If you’ve never fished a Berkley PowerBait Ripple Shad, it’s hard to appreciate the fish attracting combination of swimming action, water displacement and vibration this sweet softbait offers. And let’s not forget—it’s stoked with Berkley’s scientifically-proven cocktail of scents and flavorings that make fish hold on longer once they bite.
I’ve used Ripple Shads for a variety of species, in a wide range of situations. Since they come in five size options from 2 to 5 inches in length, they’re perfect for everything from slab crappies to bigger fish at the top of the food chain.
One of the bait’s best features is its distinctive boot tail, which yields plenty of good vibrations and really churns through the water. The ribbed body aids in water displacement, too, which can be especially important under low-vis conditions. Other nice touches include 3-D red eyes and a wide palette of color choices including Firetiger, New penny and Smelt.No discussion of Ripple Shad features is complete without delving deeper into its PowerBait heritage. Tracing back to the release of the PowerWorm and PowerGrub in 1989, this family of softbaits incorporates alluring natural attractants into soft, pliable PVC-based bodies.

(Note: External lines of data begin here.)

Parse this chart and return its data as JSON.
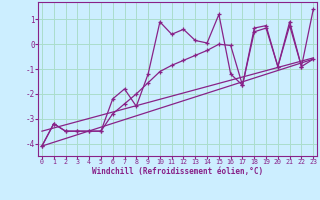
{
  "xlabel": "Windchill (Refroidissement éolien,°C)",
  "bg_color": "#cceeff",
  "grid_color": "#aaddcc",
  "line_color": "#882288",
  "x_ticks": [
    0,
    1,
    2,
    3,
    4,
    5,
    6,
    7,
    8,
    9,
    10,
    11,
    12,
    13,
    14,
    15,
    16,
    17,
    18,
    19,
    20,
    21,
    22,
    23
  ],
  "y_ticks": [
    -4,
    -3,
    -2,
    -1,
    0,
    1
  ],
  "ylim": [
    -4.5,
    1.7
  ],
  "xlim": [
    -0.3,
    23.3
  ],
  "series_zigzag_x": [
    0,
    1,
    2,
    3,
    4,
    5,
    6,
    7,
    8,
    9,
    10,
    11,
    12,
    13,
    14,
    15,
    16,
    17,
    18,
    19,
    20,
    21,
    22,
    23
  ],
  "series_zigzag_y": [
    -4.1,
    -3.2,
    -3.5,
    -3.5,
    -3.5,
    -3.5,
    -2.2,
    -1.8,
    -2.5,
    -1.2,
    0.9,
    0.4,
    0.6,
    0.15,
    0.05,
    1.2,
    -1.2,
    -1.65,
    0.65,
    0.75,
    -0.9,
    0.9,
    -0.9,
    1.4
  ],
  "series_smooth_x": [
    0,
    1,
    2,
    3,
    4,
    5,
    6,
    7,
    8,
    9,
    10,
    11,
    12,
    13,
    14,
    15,
    16,
    17,
    18,
    19,
    20,
    21,
    22,
    23
  ],
  "series_smooth_y": [
    -4.1,
    -3.2,
    -3.5,
    -3.5,
    -3.5,
    -3.5,
    -2.8,
    -2.4,
    -2.0,
    -1.55,
    -1.1,
    -0.85,
    -0.65,
    -0.45,
    -0.25,
    0.0,
    -0.05,
    -1.65,
    0.5,
    0.65,
    -0.9,
    0.75,
    -0.9,
    -0.6
  ],
  "line1_x": [
    0,
    23
  ],
  "line1_y": [
    -4.1,
    -0.6
  ],
  "line2_x": [
    0,
    23
  ],
  "line2_y": [
    -3.5,
    -0.55
  ]
}
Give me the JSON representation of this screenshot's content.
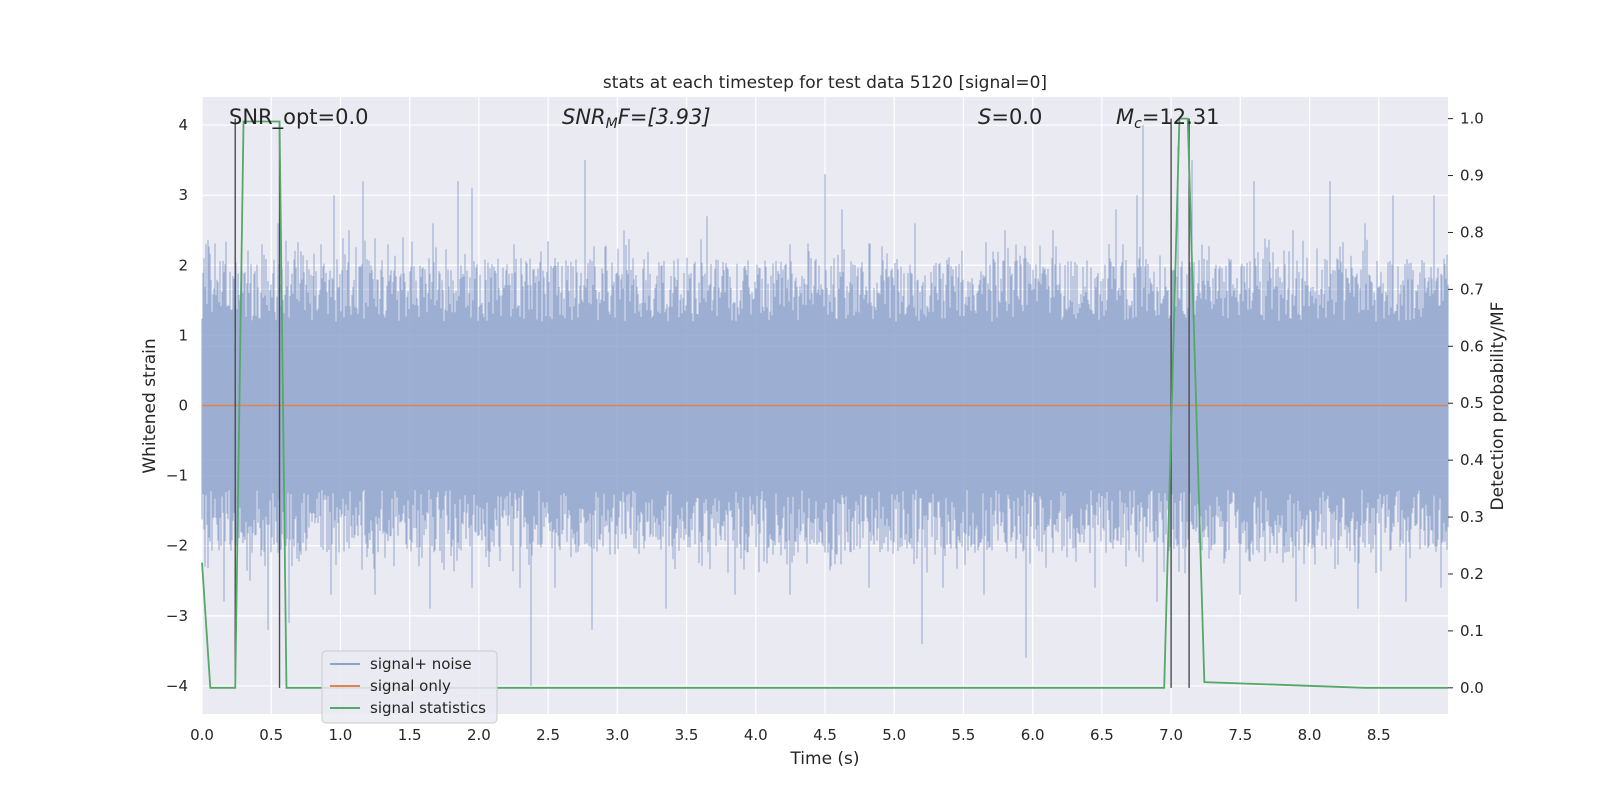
{
  "chart_data": {
    "type": "line",
    "title": "stats at each timestep for test data 5120 [signal=0]",
    "xlabel": "Time (s)",
    "ylabel": "Whitened strain",
    "y2label": "Detection probability/MF",
    "xlim": [
      0.0,
      9.0
    ],
    "ylim": [
      -4.4,
      4.4
    ],
    "y2lim": [
      -0.046,
      1.038
    ],
    "xticks": [
      "0.0",
      "0.5",
      "1.0",
      "1.5",
      "2.0",
      "2.5",
      "3.0",
      "3.5",
      "4.0",
      "4.5",
      "5.0",
      "5.5",
      "6.0",
      "6.5",
      "7.0",
      "7.5",
      "8.0",
      "8.5"
    ],
    "yticks": [
      "4",
      "3",
      "2",
      "1",
      "0",
      "−1",
      "−2",
      "−3",
      "−4"
    ],
    "y2ticks": [
      "1.0",
      "0.9",
      "0.8",
      "0.7",
      "0.6",
      "0.5",
      "0.4",
      "0.3",
      "0.2",
      "0.1",
      "0.0"
    ],
    "grid": true,
    "legend_position": "lower-left",
    "annotations": {
      "snr_opt": "SNR_opt=0.0",
      "snr_mf": "SNR",
      "snr_mf_sub": "M",
      "snr_mf_rest": "F=[3.93]",
      "s_label": "S",
      "s_value": "=0.0",
      "mc_label": "M",
      "mc_sub": "c",
      "mc_value": "=12.31"
    },
    "series": [
      {
        "name": "signal+ noise",
        "color": "#8ea3cc",
        "kind": "noise",
        "spikes_up": [
          [
            0.03,
            2.3
          ],
          [
            0.16,
            1.9
          ],
          [
            0.43,
            2.3
          ],
          [
            0.55,
            2.6
          ],
          [
            0.86,
            2.3
          ],
          [
            0.95,
            3.0
          ],
          [
            1.06,
            2.5
          ],
          [
            1.16,
            3.2
          ],
          [
            1.45,
            2.4
          ],
          [
            1.67,
            2.6
          ],
          [
            1.85,
            3.2
          ],
          [
            1.95,
            3.1
          ],
          [
            2.25,
            2.3
          ],
          [
            2.45,
            2.2
          ],
          [
            2.77,
            3.5
          ],
          [
            3.05,
            2.5
          ],
          [
            3.65,
            2.7
          ],
          [
            4.25,
            2.3
          ],
          [
            4.5,
            3.3
          ],
          [
            4.62,
            2.8
          ],
          [
            5.15,
            2.6
          ],
          [
            5.8,
            2.5
          ],
          [
            6.15,
            2.5
          ],
          [
            6.6,
            2.8
          ],
          [
            6.75,
            3.0
          ],
          [
            6.8,
            4.0
          ],
          [
            7.05,
            3.7
          ],
          [
            7.15,
            3.5
          ],
          [
            7.6,
            3.2
          ],
          [
            7.88,
            2.5
          ],
          [
            8.15,
            3.2
          ],
          [
            8.4,
            2.6
          ],
          [
            8.6,
            3.0
          ],
          [
            8.9,
            3.0
          ]
        ],
        "spikes_down": [
          [
            0.02,
            -2.3
          ],
          [
            0.16,
            -2.8
          ],
          [
            0.35,
            -2.5
          ],
          [
            0.48,
            -3.2
          ],
          [
            0.63,
            -3.1
          ],
          [
            0.93,
            -2.7
          ],
          [
            1.25,
            -2.7
          ],
          [
            1.65,
            -2.9
          ],
          [
            1.95,
            -2.6
          ],
          [
            2.3,
            -2.6
          ],
          [
            2.38,
            -4.0
          ],
          [
            2.55,
            -2.6
          ],
          [
            2.82,
            -3.2
          ],
          [
            3.35,
            -2.9
          ],
          [
            3.85,
            -2.7
          ],
          [
            4.25,
            -2.7
          ],
          [
            4.82,
            -2.6
          ],
          [
            5.2,
            -3.4
          ],
          [
            5.35,
            -2.6
          ],
          [
            5.65,
            -2.7
          ],
          [
            5.95,
            -3.6
          ],
          [
            6.45,
            -2.6
          ],
          [
            6.9,
            -2.8
          ],
          [
            7.5,
            -2.7
          ],
          [
            7.9,
            -2.8
          ],
          [
            8.35,
            -2.9
          ],
          [
            8.7,
            -2.8
          ],
          [
            8.95,
            -2.6
          ]
        ]
      },
      {
        "name": "signal only",
        "color": "#dd8452",
        "x": [
          0.0,
          9.0
        ],
        "y": [
          0.0,
          0.0
        ]
      },
      {
        "name": "signal statistics",
        "color": "#55a868",
        "axis": "right",
        "x": [
          0.0,
          0.06,
          0.24,
          0.3,
          0.56,
          0.61,
          6.95,
          7.06,
          7.12,
          7.24,
          8.4,
          9.0
        ],
        "y": [
          0.22,
          0.0,
          0.0,
          0.995,
          0.995,
          0.0,
          0.0,
          1.0,
          1.0,
          0.01,
          0.0,
          0.0
        ]
      }
    ],
    "right_hlines": [
      0.7,
      0.6,
      0.4
    ],
    "vlines": [
      {
        "x": 0.24,
        "y1": 0.0,
        "y2": 1.0
      },
      {
        "x": 0.56,
        "y1": 0.0,
        "y2": 0.99
      },
      {
        "x": 7.0,
        "y1": 0.0,
        "y2": 1.0
      },
      {
        "x": 7.13,
        "y1": 0.0,
        "y2": 1.0
      }
    ]
  }
}
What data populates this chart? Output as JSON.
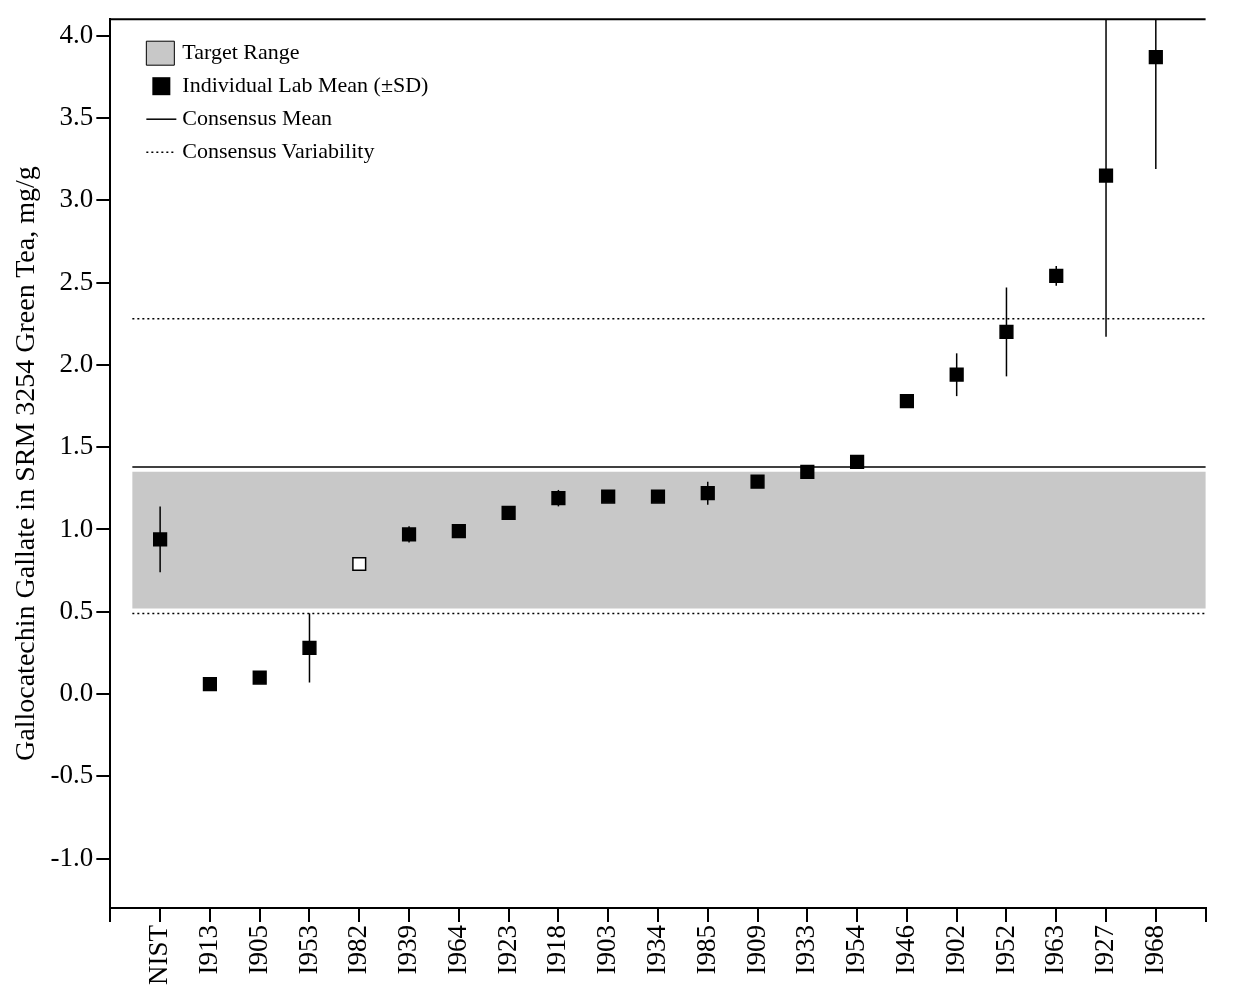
{
  "chart_data": {
    "type": "scatter",
    "ylabel": "Gallocatechin Gallate in SRM 3254 Green Tea, mg/g",
    "categories": [
      "NIST",
      "I913",
      "I905",
      "I953",
      "I982",
      "I939",
      "I964",
      "I923",
      "I918",
      "I903",
      "I934",
      "I985",
      "I909",
      "I933",
      "I954",
      "I946",
      "I902",
      "I952",
      "I963",
      "I927",
      "I968"
    ],
    "series": [
      {
        "name": "Individual Lab Mean (±SD)",
        "color": "#000000",
        "marker": "square",
        "colors": [
          "#000000",
          "#000000",
          "#000000",
          "#000000",
          "#ffffff",
          "#000000",
          "#000000",
          "#000000",
          "#000000",
          "#000000",
          "#000000",
          "#000000",
          "#000000",
          "#000000",
          "#000000",
          "#000000",
          "#000000",
          "#000000",
          "#000000",
          "#000000",
          "#000000"
        ],
        "values": [
          0.94,
          0.06,
          0.1,
          0.28,
          0.79,
          0.97,
          0.99,
          1.1,
          1.19,
          1.2,
          1.2,
          1.22,
          1.29,
          1.35,
          1.41,
          1.78,
          1.94,
          2.2,
          2.54,
          3.15,
          3.87
        ],
        "errors": [
          0.2,
          null,
          null,
          0.21,
          null,
          0.05,
          null,
          null,
          0.05,
          null,
          null,
          0.07,
          null,
          null,
          null,
          null,
          0.13,
          0.27,
          0.06,
          [
            2.17,
            4.1
          ],
          [
            3.19,
            4.1
          ]
        ]
      }
    ],
    "ylim": [
      -1.3,
      4.1
    ],
    "yticks": [
      {
        "value": -1,
        "label": "-1.0"
      },
      {
        "value": -0.5,
        "label": "-0.5"
      },
      {
        "value": 0,
        "label": "0.0"
      },
      {
        "value": 0.5,
        "label": "0.5"
      },
      {
        "value": 1,
        "label": "1.0"
      },
      {
        "value": 1.5,
        "label": "1.5"
      },
      {
        "value": 2,
        "label": "2.0"
      },
      {
        "value": 2.5,
        "label": "2.5"
      },
      {
        "value": 3,
        "label": "3.0"
      },
      {
        "value": 3.5,
        "label": "3.5"
      },
      {
        "value": 4,
        "label": "4.0"
      }
    ],
    "bands": [
      {
        "axis": "y",
        "from": 0.52,
        "to": 1.35,
        "label": "Target Range",
        "color": "#c8c8c8"
      }
    ],
    "ref_lines": [
      {
        "axis": "y",
        "value": 1.38,
        "label": "Consensus Mean",
        "color": "#000000",
        "line_style": "solid"
      },
      {
        "axis": "y",
        "value": 2.28,
        "label": "Consensus Variability",
        "color": "#000000",
        "line_style": "dotted"
      },
      {
        "axis": "y",
        "value": 0.49,
        "color": "#000000",
        "line_style": "dotted"
      }
    ],
    "grid": false,
    "legend": "top left"
  }
}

“Bass hang on longer once you get them to bite,” says Arkansas bass pro Scott Suggs, who owes a string of top finishes to PowerBait products, including a million-dollar victory at the FLW Forrest Wood Cup. “They’re one of my go-to baits for largemouths in heavily pressured lakes and whenever the bass are just pecking and poking the bait,” he says.
Pike And Muskies
Ripple Shads are equally deadly on a variety of other species. Esox legend and North American Fisherman friend Pete Maina, for example, favors a 5-inch Ripple Shad on a heavy-duty, ½- to 1-ounce jighead for muskies and big northern pike. While you might think beefier baits such as an 8-inch PowerBait Grub would be better for such super-sized quarry, Maina explains that smaller, “middle of the road” softbaits are equally deadly, and more apt to yield bonus catches of trophy-class bass and walleyes.
Maina says you can throw Ripple Shads and jigs anytime, but they’re particularly deadly when pike and muskies turn up their noses as faster moving presentations. He likes probing potential cover and structure with a variety of jig strokes, ranging from classic sweep-and-drop maneuvers to slow and steady swimming.
Walleyes crush Ripple Shads, too. Rigged on a 1/16- to 1/8-ounce Berkley Gulp! Heads! Minnow Jigghead, they excel for pitching to weedlines, and work well with heavier heads for plying flowing-water hotspots like wing dams and jetties. “For me, the keys to success are rigging it perfectly straight on the jig hook, and working it a little more aggressively than other artificial baits to maximize its vibrations,” notes walleye legend Keith Kavajecz.
Bottom line? PowerBait Ripple Shads are extremely versatile, worthy of space in the tackle box and consideration on virtually any fishing trip.